Papa had to be sedated and taken back to the operating room. I got several calls from medical specialists. He had necrotizing fasciitis—gangrene, as Ethel will tell me later—and they needed my consent for treatment. As his next of kin, I needed to sign off on everything. Do I live in San Francisco? Can I come to the hospital right now?

I consented to treatments quickly. The doctors tried to explain everything that they could as quickly as possible. I wrote things down, repeated everything back verbatim as if I was a waiter and they were my patron.

(Later, when Ethel and I would meet up in person, she would tell me that the nurse was highly impressed by how quickly I grasped the situation, medical terminology, and could repeat things back. This would become a reoccurring theme throughout my dad’s medical stay: non-Black people commenting on how articulate and poised I was. I digress.)

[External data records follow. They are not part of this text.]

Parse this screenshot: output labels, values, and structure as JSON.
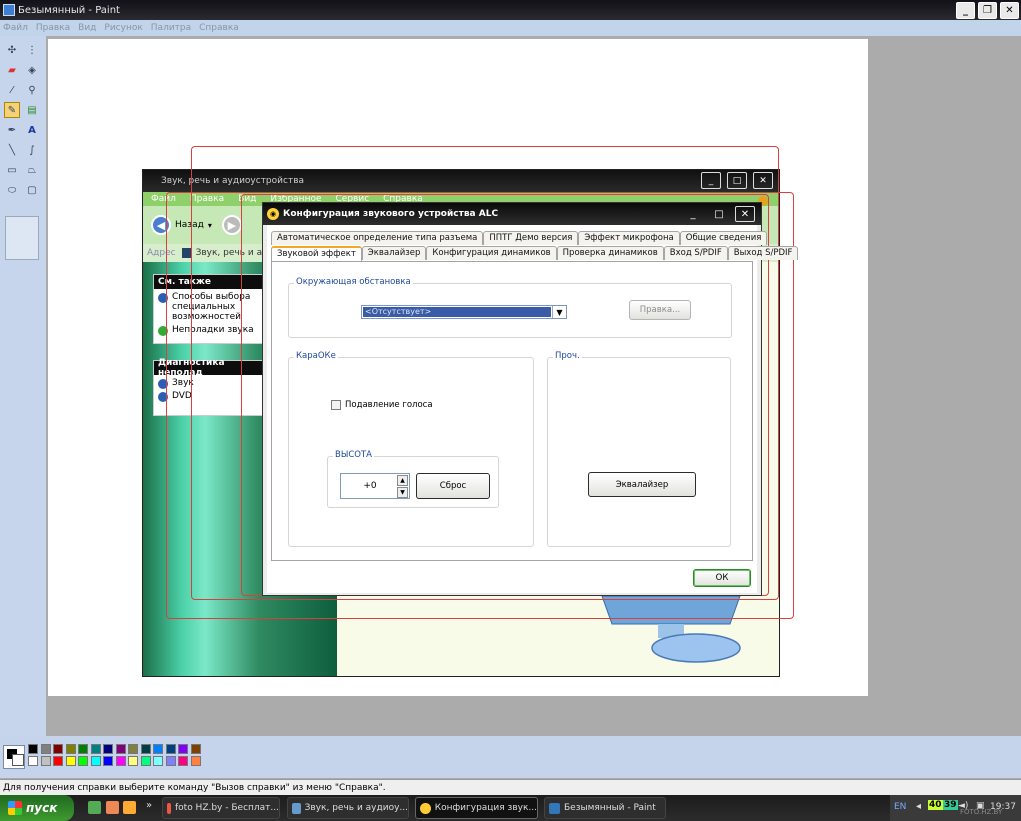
{
  "paint": {
    "title": "Безымянный - Paint",
    "menu": [
      "Файл",
      "Правка",
      "Вид",
      "Рисунок",
      "Палитра",
      "Справка"
    ],
    "controls": {
      "minimize": "_",
      "maximize": "❐",
      "close": "✕"
    },
    "status_text": "Для получения справки выберите команду \"Вызов справки\" из меню \"Справка\"."
  },
  "inner_window": {
    "title": "Звук, речь и аудиоустройства",
    "menu": [
      "Файл",
      "Правка",
      "Вид",
      "Избранное",
      "Сервис",
      "Справка"
    ],
    "back_label": "Назад",
    "address_label": "Адрес",
    "address_value": "Звук, речь и ау",
    "address_extra": "ре",
    "see_also_title": "См. также",
    "see_also_items": [
      "Способы выбора специальных возможностей",
      "Неполадки звука"
    ],
    "trouble_title": "Диагностика неполад",
    "trouble_items": [
      "Звук",
      "DVD"
    ]
  },
  "dialog": {
    "title": "Конфигурация звукового устройства ALC",
    "tabs_top": [
      "Автоматическое определение типа разъема",
      "ППТГ Демо версия",
      "Эффект микрофона",
      "Общие сведения"
    ],
    "tabs_bottom": [
      "Звуковой эффект",
      "Эквалайзер",
      "Конфигурация динамиков",
      "Проверка динамиков",
      "Вход S/PDIF",
      "Выход S/PDIF"
    ],
    "env_group_label": "Окружающая обстановка",
    "env_selected": "<Отсутствует>",
    "edit_button": "Правка...",
    "karaoke_label": "КараОКе",
    "voice_cancel_label": "Подавление голоса",
    "pitch_label": "ВЫСОТА",
    "pitch_value": "+0",
    "reset_button": "Сброс",
    "eq_group_label": "Проч.",
    "equalizer_button": "Эквалайзер",
    "ok_button": "ОК"
  },
  "palette": {
    "colors_top": [
      "#000000",
      "#808080",
      "#800000",
      "#808000",
      "#008000",
      "#008080",
      "#000080",
      "#800080",
      "#808040",
      "#004040",
      "#0080ff",
      "#004080",
      "#8000ff",
      "#804000"
    ],
    "colors_bottom": [
      "#ffffff",
      "#c0c0c0",
      "#ff0000",
      "#ffff00",
      "#00ff00",
      "#00ffff",
      "#0000ff",
      "#ff00ff",
      "#ffff80",
      "#00ff80",
      "#80ffff",
      "#8080ff",
      "#ff0080",
      "#ff8040"
    ]
  },
  "taskbar": {
    "start": "пуск",
    "more": "»",
    "tasks": [
      "foto HZ.by - Бесплат...",
      "Звук, речь и аудиоу...",
      "Конфигурация звук...",
      "Безымянный - Paint"
    ],
    "lang": "EN",
    "tray_a": "40",
    "tray_b": "39",
    "time": "19:37",
    "watermark": "FOTO.HZ.BY"
  },
  "colors": {
    "accent": "#f5a623",
    "selection": "#3a5ca6",
    "taskbar": "#1c1c1c"
  }
}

My dad would need to be intubated, his wound to undergo debridement, washing out the necrotized tissue as soon as possible. His diabetes complicated matters and he would need continual dialysis—the infection site had gone septic and his kidneys were failing. He would need some blood in during the debridement as well. Was I okay with all of these things? Did I understand?

Yes, of course. Please, just save my dad.

I had a week to get down to San Francisco from Seattle. The week before, my partner had just said goodbye to his dad for the last time. Already on palliative care, as my partner was heading back to the hospice from work, his dad took his last breaths. The stress in our apartment had been so thick you needed your best machete to cut through it.

On Sunday, my dad went to the ER, on Wednesday we brought my partner’s dad back from the crematorium. On Friday, I flew out to San Francisco.

My friend Jen picked me up from the airport and drove me to the hospital. My bag in tow, I went straight to the ICU, signed some more papers, and sat by my dad’s bedside. Ethel was there. Her eyes had been red from crying. We hugged. We talked.

“Jordan, I didn’t know what to do. I can’t do anything. I’m not the next of kin.” Her voice was raspy.

“C’mon Ethel, let’s get some food.”

We talked. I found out more information about my dad. About how things were truly between him and Ethel. I had an inkling from what he told me, but my dad was—is—a proud man. He had suffered so much loss in the last couple of years, that he didn’t let on how much it had hurt him. And, in turn, how much he had turned inward and not talked to Ethel about it. While he lashed out, Ethel stood by him. But the last three years had taken a toll on their relationship.

“Jordan, I love Jon, I really do. But I’m not in love with him right now. But I love him.”

After our talk I understood: things were shifting, and they wouldn’t be the same. This situation, and how my dad got here, would alter the course of both our lives. And I’m not sure I’m ready for it.